El lector que busque en "Crematorio" una exégesis de lo que ha sucedido con el sector de la construcción en nuestro país quizá se lleve una decepción, pues la novela funciona más como relato generacional que como crónica de la corrupción urbanística, de la que solo se dan unos apuntes. Además, en este caso no se retrata al estereotipo de constructor sin estudios que se mueve en ese mundo gracias a su experiencia y sus contactos. Rubén Bertomeu es un hombre refinado, arquitecto de gran cultura que ha recorrido medio mundo visitando las obras maestras de la edificación y comiendo en los templos gastronómicos más afamados.

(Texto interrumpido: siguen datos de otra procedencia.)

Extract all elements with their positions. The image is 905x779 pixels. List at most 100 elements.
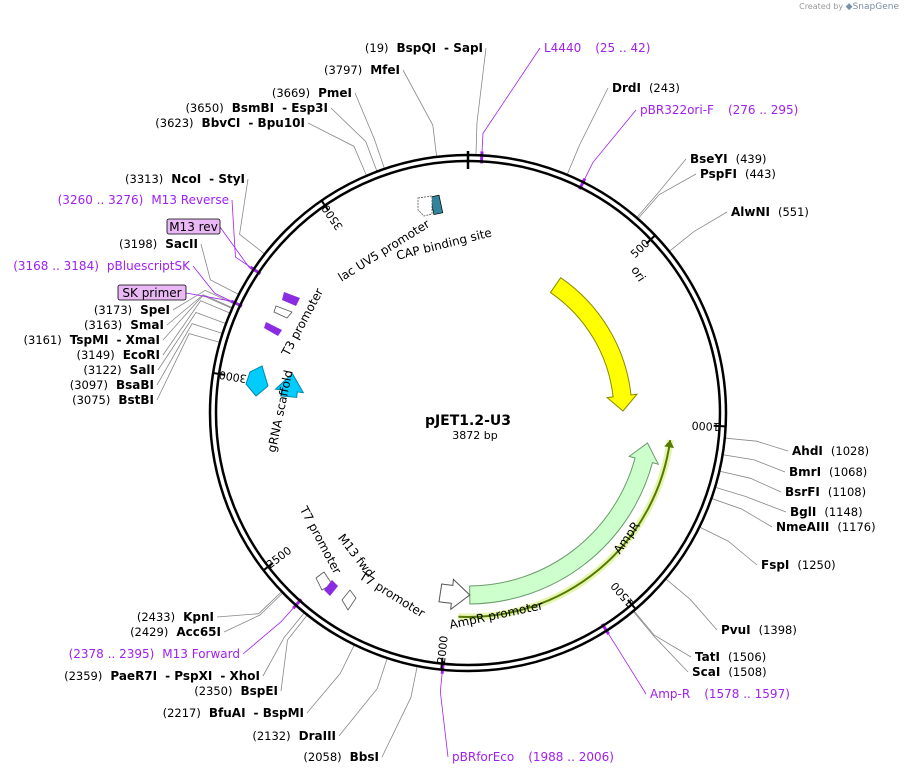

Es decir, Rubén es un ser plenamente consciente de lo que está haciendo y de sus consecuencias. Es su idea de progreso, aunque él a veces se presente como una víctima de un capitalismo que devoró su alma y solo le dejó la posibilidad de enriquecerse. Al fín y al cabo el progreso solo es posible con cierta destrucción del pasado, por dolorosa que esta sea, como ha sucedido siempre. Esta es la historia reciente de nuestro país, la historia de una locura colectiva que nos ha dejado en herencia paisajes y vidas devastadas.